BANDA ACEH – Serangan drone Hizbullah yang berhasil membobol Iron Dome dan mengenai pangkalan militer Israel di Binyamina berhasil mengungkap kelemahan Negeri Zionis. Hizbullah meluncurkan drone Mirsad-1 ke Binyamina, Israel utara pada Minggu (13/10) malam waktu setempat.
CNN melaporkan serangan itu bahkan mengenai meja makan di saat jam makan, sekitar pukul 19.00 waktu setempat. Drone Hizbullah juga menewaskan empat tentara Israel dan melukai 67 orang.
Waktu dan lokasi serangan yang presisi menunjukkan Hizbullah memiliki banyak informasi intelijen dan kemampuan meluncurkan gempuran dahsyat meski diinvasi Israel. Milisi ini juga punya kemampuan memaksimalkan jumlah korban.
Selain itu, serangan Hizbullah menunjukkan kegagalan Iron Dome dan kelemahan militer Israel. Peneliti senior di Institut Studi Keamanan Nasional Israel (INSS) Orna Mizrahi mengatakan drone Hizbullah sulit terdeteksi karena ukurannya kecil, sangat ringan, dan tanda radar rendah.
Mizrahi juga mengatakan Iran dan sekutunya berusaha mengalahkan sistem pertahanan Israel yang terkenal canggih.

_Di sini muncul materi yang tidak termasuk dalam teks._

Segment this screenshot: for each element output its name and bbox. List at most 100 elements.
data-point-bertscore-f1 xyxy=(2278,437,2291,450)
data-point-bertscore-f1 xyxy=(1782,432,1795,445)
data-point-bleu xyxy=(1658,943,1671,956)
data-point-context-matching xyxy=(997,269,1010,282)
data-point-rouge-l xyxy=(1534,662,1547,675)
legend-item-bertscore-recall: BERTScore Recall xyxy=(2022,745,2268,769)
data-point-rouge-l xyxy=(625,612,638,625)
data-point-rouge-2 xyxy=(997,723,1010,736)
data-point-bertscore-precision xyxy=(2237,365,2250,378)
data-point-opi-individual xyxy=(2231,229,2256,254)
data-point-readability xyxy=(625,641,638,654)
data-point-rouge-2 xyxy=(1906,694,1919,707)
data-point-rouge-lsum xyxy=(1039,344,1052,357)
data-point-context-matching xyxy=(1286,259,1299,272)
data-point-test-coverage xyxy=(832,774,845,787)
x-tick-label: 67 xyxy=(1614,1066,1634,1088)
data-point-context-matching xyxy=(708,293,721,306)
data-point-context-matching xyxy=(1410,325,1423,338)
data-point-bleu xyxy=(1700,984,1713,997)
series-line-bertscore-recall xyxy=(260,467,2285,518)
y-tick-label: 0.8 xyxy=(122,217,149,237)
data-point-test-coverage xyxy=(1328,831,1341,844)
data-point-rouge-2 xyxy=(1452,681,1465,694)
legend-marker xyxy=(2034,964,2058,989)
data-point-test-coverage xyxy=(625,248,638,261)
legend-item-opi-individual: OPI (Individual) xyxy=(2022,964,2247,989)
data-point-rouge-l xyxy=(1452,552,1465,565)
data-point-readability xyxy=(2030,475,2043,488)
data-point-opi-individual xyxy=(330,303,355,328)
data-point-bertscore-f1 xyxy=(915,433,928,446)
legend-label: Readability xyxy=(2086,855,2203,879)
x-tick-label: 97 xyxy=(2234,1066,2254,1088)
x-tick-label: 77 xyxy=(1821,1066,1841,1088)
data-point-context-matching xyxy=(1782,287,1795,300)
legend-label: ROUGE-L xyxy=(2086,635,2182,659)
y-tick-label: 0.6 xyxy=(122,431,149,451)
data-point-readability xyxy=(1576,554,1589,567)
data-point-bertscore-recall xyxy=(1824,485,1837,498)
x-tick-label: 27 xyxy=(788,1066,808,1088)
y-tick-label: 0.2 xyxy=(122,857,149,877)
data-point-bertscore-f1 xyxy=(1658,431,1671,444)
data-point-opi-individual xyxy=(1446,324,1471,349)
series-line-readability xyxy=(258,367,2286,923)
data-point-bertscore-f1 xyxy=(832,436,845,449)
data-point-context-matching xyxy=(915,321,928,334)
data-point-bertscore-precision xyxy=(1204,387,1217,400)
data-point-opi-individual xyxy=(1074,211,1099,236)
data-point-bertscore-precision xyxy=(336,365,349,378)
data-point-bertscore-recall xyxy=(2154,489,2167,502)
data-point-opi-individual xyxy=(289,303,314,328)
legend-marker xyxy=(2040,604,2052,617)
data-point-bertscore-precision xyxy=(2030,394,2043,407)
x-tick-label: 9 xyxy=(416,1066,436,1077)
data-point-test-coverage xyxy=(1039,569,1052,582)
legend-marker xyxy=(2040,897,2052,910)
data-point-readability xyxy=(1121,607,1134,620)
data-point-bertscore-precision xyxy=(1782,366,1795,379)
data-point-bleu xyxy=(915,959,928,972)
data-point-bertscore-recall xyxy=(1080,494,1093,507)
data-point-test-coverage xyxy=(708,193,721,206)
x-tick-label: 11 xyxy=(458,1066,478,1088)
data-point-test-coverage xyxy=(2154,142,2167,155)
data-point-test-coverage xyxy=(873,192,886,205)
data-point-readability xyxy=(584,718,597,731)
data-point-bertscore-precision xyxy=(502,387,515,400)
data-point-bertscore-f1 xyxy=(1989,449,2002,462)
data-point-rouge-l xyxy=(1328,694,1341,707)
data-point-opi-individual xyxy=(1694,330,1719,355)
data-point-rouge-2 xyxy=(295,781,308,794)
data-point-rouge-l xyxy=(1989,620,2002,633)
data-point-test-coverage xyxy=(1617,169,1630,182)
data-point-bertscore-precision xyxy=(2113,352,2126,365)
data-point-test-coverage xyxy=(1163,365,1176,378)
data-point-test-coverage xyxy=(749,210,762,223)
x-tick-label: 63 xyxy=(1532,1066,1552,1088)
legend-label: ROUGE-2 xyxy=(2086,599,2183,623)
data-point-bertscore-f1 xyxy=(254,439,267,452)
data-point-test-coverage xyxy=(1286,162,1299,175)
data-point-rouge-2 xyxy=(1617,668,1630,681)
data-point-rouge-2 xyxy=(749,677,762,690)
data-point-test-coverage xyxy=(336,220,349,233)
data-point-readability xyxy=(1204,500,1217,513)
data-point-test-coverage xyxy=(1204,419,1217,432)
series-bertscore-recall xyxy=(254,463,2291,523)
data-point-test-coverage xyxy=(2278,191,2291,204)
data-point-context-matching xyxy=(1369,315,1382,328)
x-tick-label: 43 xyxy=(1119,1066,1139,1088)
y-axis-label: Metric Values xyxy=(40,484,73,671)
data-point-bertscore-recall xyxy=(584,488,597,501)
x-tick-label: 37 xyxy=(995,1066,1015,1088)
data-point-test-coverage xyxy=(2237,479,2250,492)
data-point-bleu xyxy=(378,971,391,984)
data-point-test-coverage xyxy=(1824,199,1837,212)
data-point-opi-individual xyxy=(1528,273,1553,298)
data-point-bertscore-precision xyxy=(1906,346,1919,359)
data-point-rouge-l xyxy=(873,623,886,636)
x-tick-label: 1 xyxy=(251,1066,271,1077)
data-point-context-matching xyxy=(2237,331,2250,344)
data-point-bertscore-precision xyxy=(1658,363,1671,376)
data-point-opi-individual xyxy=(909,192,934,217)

Mereka, lanjut peneliti itu, lalu mengidentifikasi drone sebagai “kelemahan” sistem pertahanan Israel.
Mirsad-1 Hizbullah bahkan lolos tanpa terdeteksi sistem peringatan Israel. Para personel yang diserang di ruang makan pun tak mendapat peringatan apa-apa. Drone Hizbullah yang menembus situs strategis Israel bukan kali pertama.
Pada Juni, Hizbullah merilis video hasil drone berdurasi 9 menit. Rekaman ini menunjukkan lokasi sipil dan militer di kota terbesar Israel Haifa. Drone itu juga tampaknya tak terdeteksi militer Israel.
Saat itu, IDF hanya menyatakan akan mempersiapkan dan menemukan solusi untuk menghadapi kemampuan ini. Lalu pada Juli, pesawat tak berawak dari Houthi juga menembus Tel Aviv. Tak ada sirine yang aktif saat serangan terjadi.
Serangan terbaru Hizbullah ke Israel juga menunjukkan kemampuan milisi ini usai pemimpin mereka Hassan Nasrallah dan tokoh penting lain tewas dalam operasi Israel.
Pakar keamanan internasional dari Universitas Ibrani Yerusalem, Daniel Sobelman, mengatakan serangan Hizbullah terbaru merupakan kebangkitan. “Ini mengindikasikan mereka mendapat kembali keseimbangan strategis terhadap kontrol dan kepemimpinan,” kata Sobelman.
Hizbullah bahkan terus melakukan perlawanan dan masih mampu meluncurkan serangan roket dan drone meski Lebanon diinvasi. Hizbullah, kata pakar itu, mampu melancarkan perang yang menguras tenaga, mengganggu kehidupan di sebagian besar wilayah Israel utara, dan memberikan dampak yang menyakitkan bagi pasukan Zionis.
Di Lebanon, Israel padahal menyerang secara membabi buta. Mereka menggempur situs Hizbullah dan fasilitas sipil seperti kamp pengungsian. “Ini menunjukkan bahwa Hizbullah tengah mendapatkan kembali stabilitas operasional mereka,” kata Sobelman.
Ia juga mengatakan dalam perang gerilya, salah satu faktor penting adalah kemampuan pihak yang lebih lemah untuk terus maju, bertempur, dan menimbulkan kerugian ke pihak lain. Jumlah korban tewas dari militer Israel yang terus bertambah menunjukkan Hizbullah bertekad untuk tetap maju, meski mengalami pukulan telak berulang kali. Sejak Israel menginvasi Lebanon pada 1 Oktober, total tantara yang tewas yakni 18.